In her first question, Shaw noted she had heard at one point from an Indigenous person that “she had talked about people in the Indigenous culture that don’t want to have homes. Can you address that and speak to that for me please? Because until I had heard that from her, I had no idea there were people like that who had existed, and I guess that does exist, and are you aware of it?" Shaw asked.
“I think it’s the idea maybe settler culture imposing something on the people in the Indigenous community,” Wignes-Paton responded. “Some may choose to not have a home per se. They're more comfortable in living with different people from moving around, so I can see that that happens.”
She also added the majority in her home program were Indigenous. “We respect the choices of the individual.”
"So, in saying that, that verifies what she said, that there always will be people that are, quote-unquote, homeless in the Indigenous culture because of what they prefer, through the mayor, is that correct?" Shaw then asked.
"I would say it would be,” Wignes-Paton responded.
It would seem that exchange, and the implication that homelessness was a choice for some people, is what drew heated reaction this week from the FSIN chief.
“It’s upsetting that an elected official of a city located on Treaty 4 Territory where many First Nations people have decided to call home would perpetuate such racist and uneducated views,” said FSIN Chief Bobby Cameron in a statement.

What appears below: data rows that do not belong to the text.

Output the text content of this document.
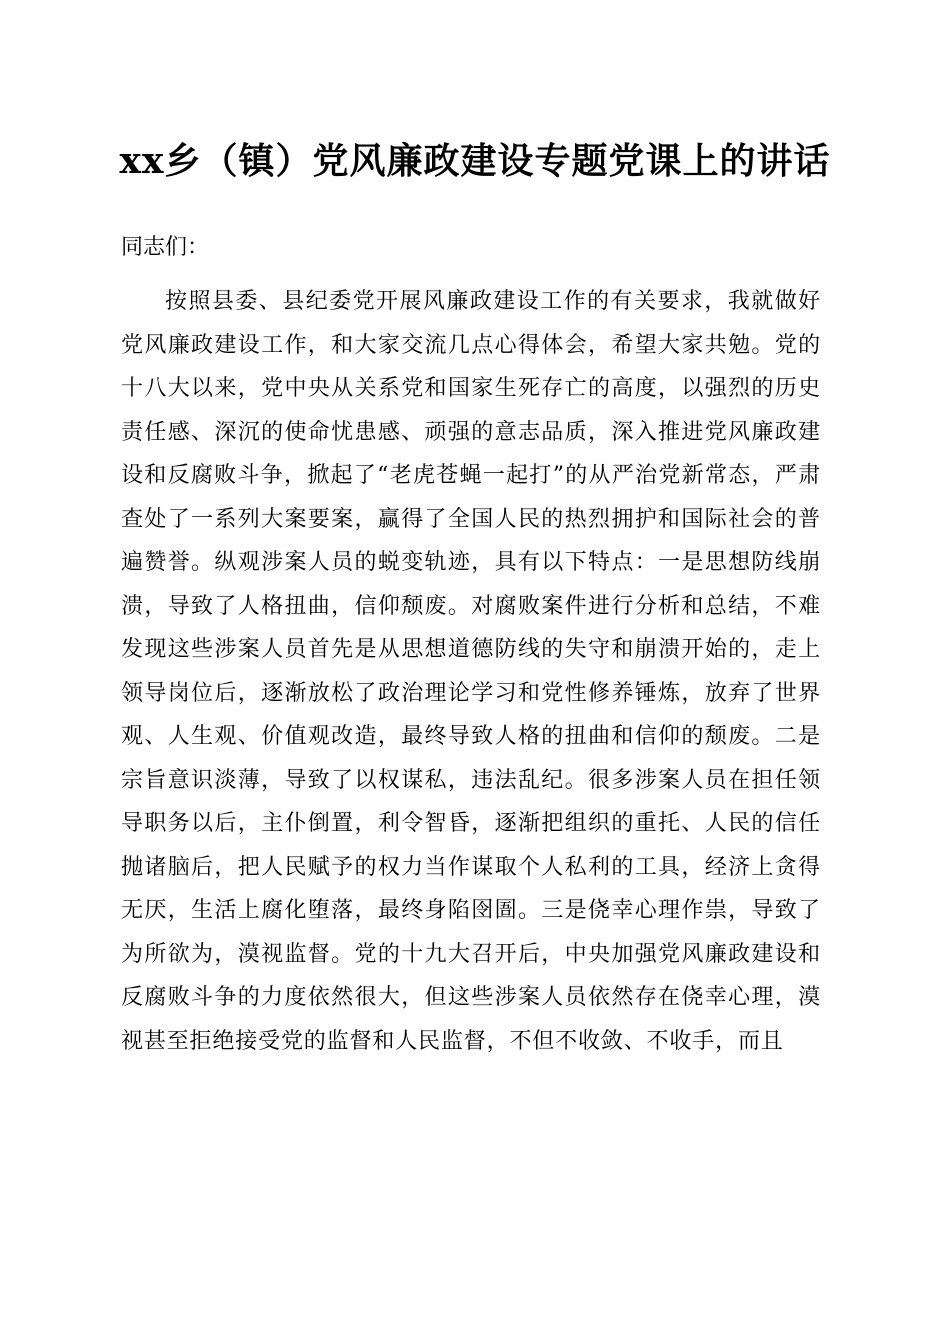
xx乡（镇）党风廉政建设专题党课上的讲话

同志们：

按照县委、县纪委党开展风廉政建设工作的有关要求，我就做好党风廉政建设工作，和大家交流几点心得体会，希望大家共勉。党的十八大以来，党中央从关系党和国家生死存亡的高度，以强烈的历史责任感、深沉的使命忧患感、顽强的意志品质，深入推进党风廉政建设和反腐败斗争，掀起了“老虎苍蝇一起打”的从严治党新常态，严肃查处了一系列大案要案，赢得了全国人民的热烈拥护和国际社会的普遍赞誉。纵观涉案人员的蜕变轨迹，具有以下特点：一是思想防线崩溃，导致了人格扭曲，信仰颓废。对腐败案件进行分析和总结，不难发现这些涉案人员首先是从思想道德防线的失守和崩溃开始的，走上领导岗位后，逐渐放松了政治理论学习和党性修养锤炼，放弃了世界观、人生观、价值观改造，最终导致人格的扭曲和信仰的颓废。二是宗旨意识淡薄，导致了以权谋私，违法乱纪。很多涉案人员在担任领导职务以后，主仆倒置，利令智昏，逐渐把组织的重托、人民的信任抛诸脑后，把人民赋予的权力当作谋取个人私利的工具，经济上贪得无厌，生活上腐化堕落，最终身陷囹圄。三是侥幸心理作祟，导致了为所欲为，漠视监督。党的十九大召开后，中央加强党风廉政建设和反腐败斗争的力度依然很大，但这些涉案人员依然存在侥幸心理，漠视甚至拒绝接受党的监督和人民监督，不但不收敛、不收手，而且
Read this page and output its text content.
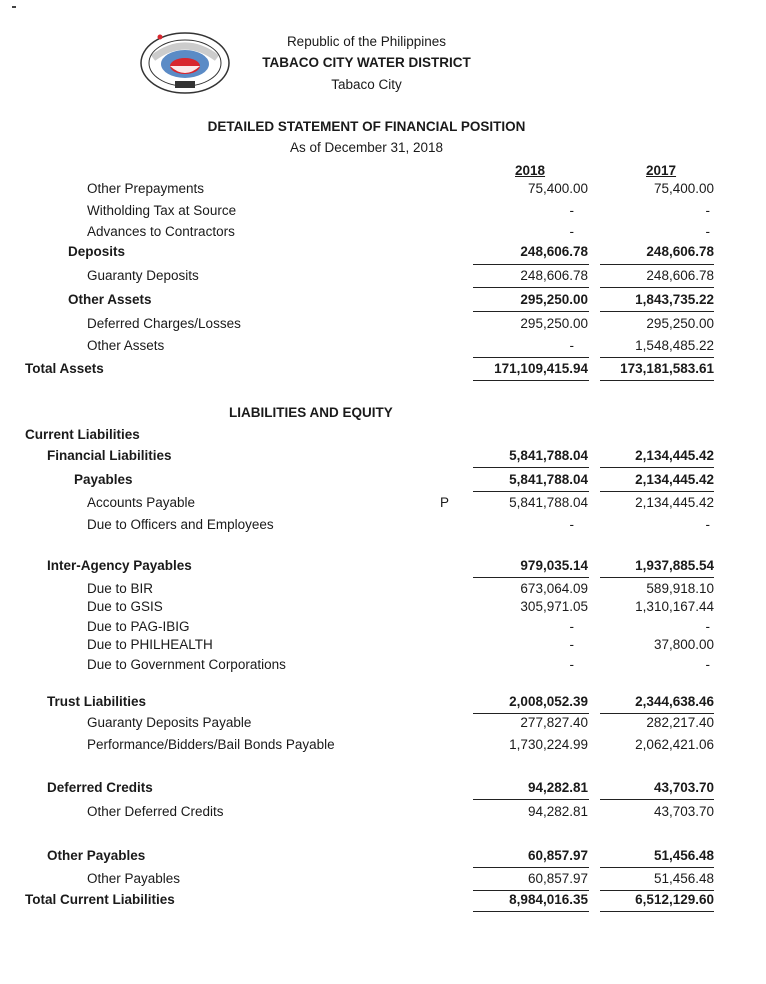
Republic of the Philippines
TABACO CITY WATER DISTRICT
Tabaco City
DETAILED STATEMENT OF FINANCIAL POSITION
As of December 31, 2018
2018	2017
Other Prepayments	75,400.00	75,400.00
Witholding Tax at Source	-	-
Advances to Contractors	-	-
Deposits	248,606.78	248,606.78
Guaranty Deposits	248,606.78	248,606.78
Other Assets	295,250.00	1,843,735.22
Deferred Charges/Losses	295,250.00	295,250.00
Other Assets	-	1,548,485.22
Total Assets	171,109,415.94	173,181,583.61
LIABILITIES AND EQUITY
Current Liabilities
Financial Liabilities	5,841,788.04	2,134,445.42
Payables	5,841,788.04	2,134,445.42
Accounts Payable	P	5,841,788.04	2,134,445.42
Due to Officers and Employees	-	-
Inter-Agency Payables	979,035.14	1,937,885.54
Due to BIR	673,064.09	589,918.10
Due to GSIS	305,971.05	1,310,167.44
Due to PAG-IBIG	-	-
Due to PHILHEALTH	-	37,800.00
Due to Government Corporations	-	-
Trust Liabilities	2,008,052.39	2,344,638.46
Guaranty Deposits Payable	277,827.40	282,217.40
Performance/Bidders/Bail Bonds Payable	1,730,224.99	2,062,421.06
Deferred Credits	94,282.81	43,703.70
Other Deferred Credits	94,282.81	43,703.70
Other Payables	60,857.97	51,456.48
Other Payables	60,857.97	51,456.48
Total Current Liabilities	8,984,016.35	6,512,129.60
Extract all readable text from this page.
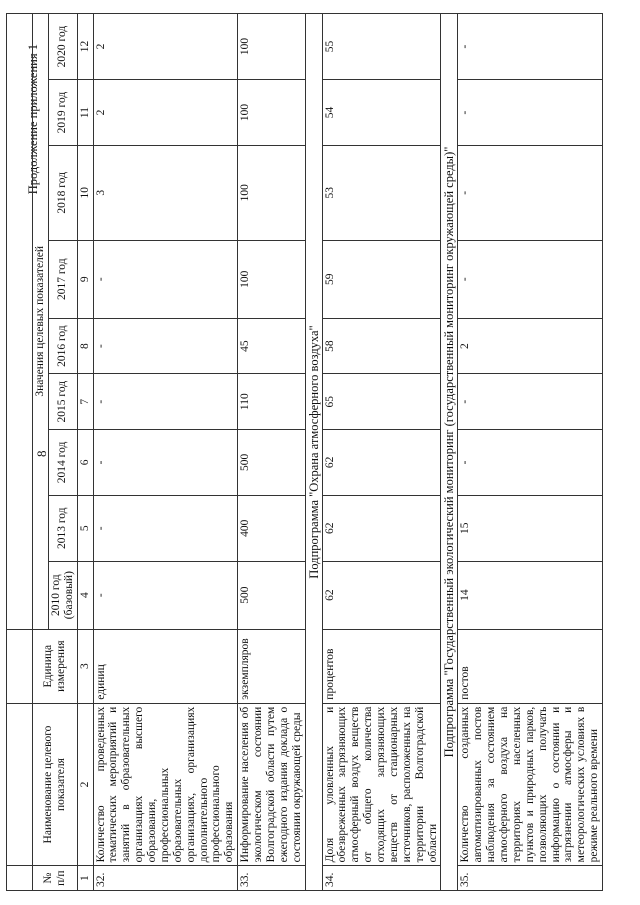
8
Продолжение приложения 1

№ п/п	Наименование целевого показателя	Единица измерения	Значения целевых показателей								
			2010 год (базовый)	2013 год	2014 год	2015 год	2016 год	2017 год	2018 год	2019 год	2020 год
1	2	3	4	5	6	7	8	9	10	11	12
32.	Количество проведенных тематических мероприятий и занятий в образовательных организациях высшего образования, профессиональных образовательных организациях, организациях дополнительного профессионального образования	единиц	-	-	-	-	-	-	3	2	2
33.	Информирование населения об экологическом состоянии Волгоградской области путем ежегодного издания доклада о состоянии окружающей среды	экземпляров	500	400	500	110	45	100	100	100	100
Подпрограмма "Охрана атмосферного воздуха"											
34.	Доля уловленных и обезвреженных загрязняющих атмосферный воздух веществ от общего количества отходящих загрязняющих веществ от стационарных источников, расположенных на территории Волгоградской области	процентов	62	62	62	65	58	59	53	54	55
Подпрограмма "Государственный экологический мониторинг (государственный мониторинг окружающей среды)"											
35.	Количество созданных автоматизированных постов наблюдения за состоянием атмосферного воздуха на территориях населенных пунктов и природных парков, позволяющих получать информацию о состоянии и загрязнении атмосферы и метеорологических условиях в режиме реального времени	постов	14	15	-	-	2	-	-	-	-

“First Nations people have been beaten and broken by this system again and again, and it just continues with statements like this. No one chooses to be homeless. First Nations people are actively working through their traumas and trying to walk on a healing path. We have an Inherent and Treaty right to shelter, and First Nations people must feel secure in order to continue their journey to healing. Colonialization is the cause of First Nations people living without homes. We call on this Regina city councillor to become educated in the true history of Canada. Without an honest understanding, reconciliation is impossible.”